Slashdot Mirror


New Legal Threat To GMail

wellington writes "Google is facing a renewed threat of legal action from a company that claims to own the intellectual property rights to its GMail e-mail service. Independent International Investment Research, a British company that specialises in research and has several leading City investment banks as clients, argues that it launched "G-Mail web based email" in May 2002."

6 of 526 comments (clear)

  1. Intellectual property rights to GMail? by Itchy+Rich · · Score: 5, Insightful

    Surely this is just trademark infringment at most. The summary seems to infer that general IP rights to the service are involved, rather than just the name.
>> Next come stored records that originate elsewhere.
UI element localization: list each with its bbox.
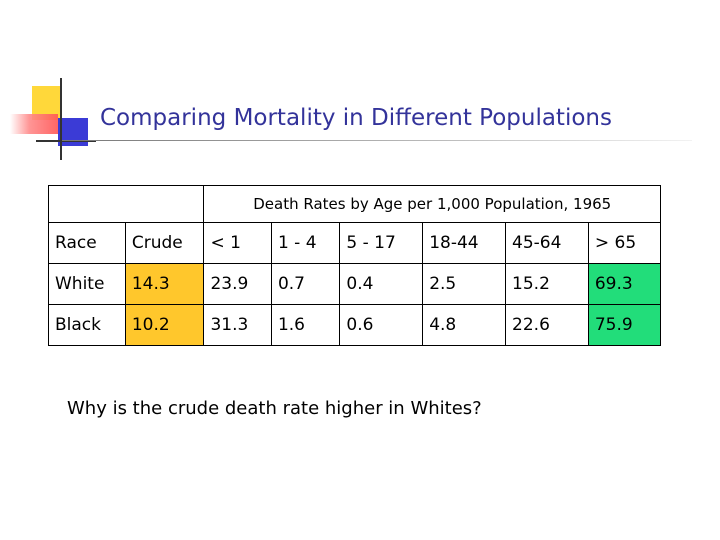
rate-cell: 0.4: [339, 263, 424, 305]
logo-horizontal-line: [36, 140, 96, 142]
logo-red-square: [10, 114, 58, 134]
race-cell: Black: [48, 304, 126, 346]
rate-cell: 23.9: [203, 263, 272, 305]
rate-cell-over-65: 75.9: [587, 304, 662, 346]
rate-cell: 0.6: [339, 304, 424, 346]
rate-cell: 2.5: [422, 263, 507, 305]
table-caption: Death Rates by Age per 1,000 Population,…: [203, 185, 661, 223]
rate-cell: 0.7: [270, 263, 341, 305]
rate-cell: 4.8: [422, 304, 507, 346]
header-over-65: > 65: [587, 222, 662, 264]
crude-cell: 10.2: [124, 304, 205, 346]
header-crude: Crude: [124, 222, 205, 264]
rate-cell: 1.6: [270, 304, 341, 346]
table-caption-row: Death Rates by Age per 1,000 Population,…: [47, 185, 661, 223]
rate-cell: 31.3: [203, 304, 272, 346]
crude-cell: 14.3: [124, 263, 205, 305]
caption-blank-cell: [47, 185, 205, 223]
table-row-white: White 14.3 23.9 0.7 0.4 2.5 15.2 69.3: [48, 263, 662, 305]
rate-cell: 22.6: [505, 304, 589, 346]
header-18-44: 18-44: [422, 222, 507, 264]
header-1-4: 1 - 4: [270, 222, 341, 264]
title-divider: [62, 140, 692, 141]
slide-title: Comparing Mortality in Different Populat…: [100, 105, 612, 131]
header-race: Race: [48, 222, 126, 264]
death-rates-table: Death Rates by Age per 1,000 Population,…: [47, 185, 662, 346]
header-under-1: < 1: [203, 222, 272, 264]
slide-question: Why is the crude death rate higher in Wh…: [67, 398, 482, 419]
race-cell: White: [48, 263, 126, 305]
rate-cell: 15.2: [505, 263, 589, 305]
logo-vertical-line: [60, 78, 62, 160]
header-45-64: 45-64: [505, 222, 589, 264]
column-header-row: Race Crude < 1 1 - 4 5 - 17 18-44 45-64 …: [48, 222, 662, 264]
rate-cell-over-65: 69.3: [587, 263, 662, 305]
slide-logo: [0, 0, 110, 170]
header-5-17: 5 - 17: [339, 222, 424, 264]
table-row-black: Black 10.2 31.3 1.6 0.6 4.8 22.6 75.9: [48, 304, 662, 346]
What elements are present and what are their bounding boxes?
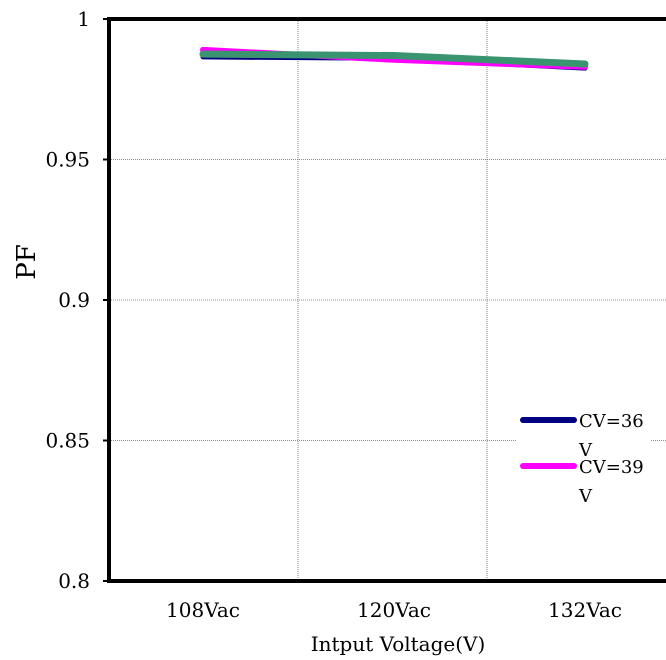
y-tick-label: 1 [77, 7, 90, 31]
legend-label: CV=36 [579, 411, 644, 432]
y-tick-label: 0.95 [45, 148, 90, 172]
x-axis-title: Intput Voltage(V) [311, 632, 486, 656]
legend-label-unit: V [578, 486, 593, 507]
tick-labels: 0.8 0.85 0.9 0.95 1 108Vac 120Vac 132Vac [45, 7, 621, 622]
legend-box [516, 407, 650, 513]
y-tick-label: 0.85 [45, 429, 90, 453]
series-line [199, 50, 589, 68]
series-lines [199, 46, 589, 71]
x-tick-label: 132Vac [548, 598, 622, 622]
axes [103, 17, 666, 583]
legend-label-unit: V [578, 440, 593, 461]
legend-label: CV=39 [579, 457, 644, 478]
x-tick-label: 108Vac [166, 598, 240, 622]
y-tick-label: 0.8 [58, 569, 90, 593]
y-axis-title: PF [12, 244, 42, 280]
y-tick-label: 0.9 [58, 288, 90, 312]
x-tick-label: 120Vac [357, 598, 431, 622]
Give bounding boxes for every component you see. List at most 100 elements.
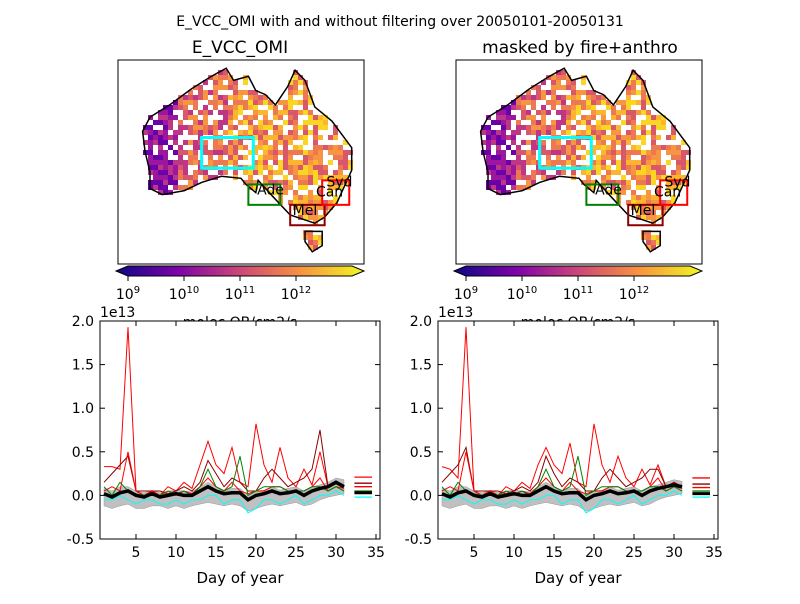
map-pixel	[591, 150, 596, 155]
map-pixel	[586, 130, 591, 135]
map-pixel	[646, 155, 651, 160]
map-pixel	[546, 160, 551, 165]
region-box	[321, 179, 351, 206]
map-pixel	[243, 100, 248, 105]
map-pixel	[491, 180, 496, 185]
map-pixel	[546, 90, 551, 95]
map-pixel	[641, 140, 646, 145]
region-box	[538, 136, 593, 170]
map-pixel	[233, 100, 238, 105]
map-pixel	[173, 160, 178, 165]
map-pixel	[263, 135, 268, 140]
map-pixel	[313, 160, 318, 165]
map-pixel	[636, 210, 641, 215]
map-pixel	[486, 135, 491, 140]
map-pixel	[233, 115, 238, 120]
map-pixel	[223, 70, 228, 75]
map-pixel	[516, 100, 521, 105]
map-pixel	[596, 140, 601, 145]
map-pixel	[636, 75, 641, 80]
y-tick-label: 0.0	[72, 488, 94, 504]
map-pixel	[333, 135, 338, 140]
map-pixel	[203, 150, 208, 155]
coastline-tasmania	[642, 230, 661, 253]
map-pixel	[308, 200, 313, 205]
map-pixel	[551, 75, 556, 80]
map-pixel	[288, 80, 293, 85]
map-pixel	[556, 85, 561, 90]
map-pixel	[611, 160, 616, 165]
map-pixel	[218, 120, 223, 125]
map-pixel	[541, 140, 546, 145]
map-pixel	[581, 80, 586, 85]
map-pixel	[671, 200, 676, 205]
map-pixel	[148, 140, 153, 145]
map-pixel	[213, 145, 218, 150]
map-pixel	[243, 170, 248, 175]
map-pixel	[218, 155, 223, 160]
map-pixel	[228, 80, 233, 85]
map-pixel	[651, 165, 656, 170]
map-pixel	[228, 95, 233, 100]
x-tick-label: 35	[367, 545, 385, 561]
map-pixel	[641, 85, 646, 90]
map-pixel	[526, 155, 531, 160]
map-pixel	[213, 80, 218, 85]
map-pixel	[238, 110, 243, 115]
map-pixel	[656, 190, 661, 195]
map-pixel	[178, 160, 183, 165]
map-pixel	[656, 170, 661, 175]
map-pixel	[596, 165, 601, 170]
map-pixel	[631, 100, 636, 105]
map-pixel	[343, 165, 348, 170]
map-pixel	[616, 165, 621, 170]
map-pixel	[163, 190, 168, 195]
map-pixel	[556, 125, 561, 130]
map-pixel	[676, 165, 681, 170]
map-pixel	[561, 95, 566, 100]
y-tick-label: -0.5	[67, 532, 94, 548]
map-pixel	[491, 135, 496, 140]
x-tick-label: 10	[167, 545, 185, 561]
map-pixel	[521, 125, 526, 130]
map-pixel	[536, 95, 541, 100]
map-pixel	[566, 75, 571, 80]
map-pixel	[646, 240, 651, 245]
map-pixel	[163, 175, 168, 180]
map-pixel	[308, 175, 313, 180]
map-pixel	[288, 120, 293, 125]
map-pixel	[153, 185, 158, 190]
map-pixel	[293, 110, 298, 115]
map-pixel	[591, 130, 596, 135]
map-pixel	[198, 90, 203, 95]
map-pixel	[173, 130, 178, 135]
map-pixel	[263, 120, 268, 125]
map-pixel	[576, 120, 581, 125]
map-pixel	[203, 105, 208, 110]
map-pixel	[611, 130, 616, 135]
map-pixel	[616, 135, 621, 140]
map-pixel	[631, 205, 636, 210]
map-pixel	[253, 115, 258, 120]
map-pixel	[273, 140, 278, 145]
map-pixel	[178, 150, 183, 155]
map-pixel	[283, 155, 288, 160]
map-pixel	[651, 170, 656, 175]
map-pixel	[511, 100, 516, 105]
map-pixel	[586, 100, 591, 105]
map-pixel	[581, 120, 586, 125]
map-pixel	[298, 150, 303, 155]
map-pixel	[546, 175, 551, 180]
map-pixel	[686, 160, 691, 165]
map-pixel	[571, 80, 576, 85]
map-pixel	[516, 120, 521, 125]
map-pixel	[258, 135, 263, 140]
map-pixel	[288, 200, 293, 205]
map-pixel	[168, 135, 173, 140]
map-pixel	[173, 165, 178, 170]
map-pixel	[288, 170, 293, 175]
map-pixel	[278, 115, 283, 120]
map-pixel	[323, 115, 328, 120]
map-pixel	[183, 140, 188, 145]
map-pixel	[248, 150, 253, 155]
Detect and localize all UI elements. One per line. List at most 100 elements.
  2. Sounds legitimate by brucmack · · Score: 5, Insightful

    Sounds like they have a legitimate claim here... They did launch a web-based email service called GMail well before Google. The fact that they've been negotiating with Google for the past 15 months would indicate that they also brought their claim to Google early on. I wonder why Google hasn't just paid them to license the name? Wouldn't they rather use some of their excess money reserves than risk a tarnished name?

  3. Re:Fair's fair... by Professeur+Shadoko · · Score: 5, Insightful

    zero ?

    and what about the ads ?

    free != zero-profit.

  4. Vague Summary by aussie_a · · Score: 5, Insightful

    Wow, yet another vague summary, that can definitely be misleading. Having first read the summary, I thought it was about a company claiming to have created the code and/or services of Gmail only to have google steal it. But no, the company is merely sueing for trademark infringement. Way to go slashdot! The word "TRADEMARK" could have been mentioned somewhere in the article, would have cleared it up a tiny bit. But I guess Slashdot gets more pageviews (and ad views) by confusing its readers.

  5. From TFA... by Foobar+of+Borg · · Score: 5, Insightful
    He [Mr. Smith] said he was "reluctantly" considering taking legal action against Google, which could involve his family trust selling shares in the group to fund the claim.

    "I feel it is up to me as the founder and the major shareholder. We're not going to sit on the sidelines while a company uses our intellectual property rights," he said. "We're confident that we have the funding available to us and we're girding our loins," he said.

    As much as they may have a case, I always find the "we don't want to, but they are forcing us" argument funny. Not because of the company itself, but because I can imagine some IP lawyers saying, "Yesss! They are being forccced to! Hisss!" as their forked tongues flick from their mouths and they rub thier greedy paws together with reptilian glint in their eyes.

  6. gmail.com by bookemdano63 · · Score: 5, Insightful

    But they never bother spending the $10 to register gmail.com?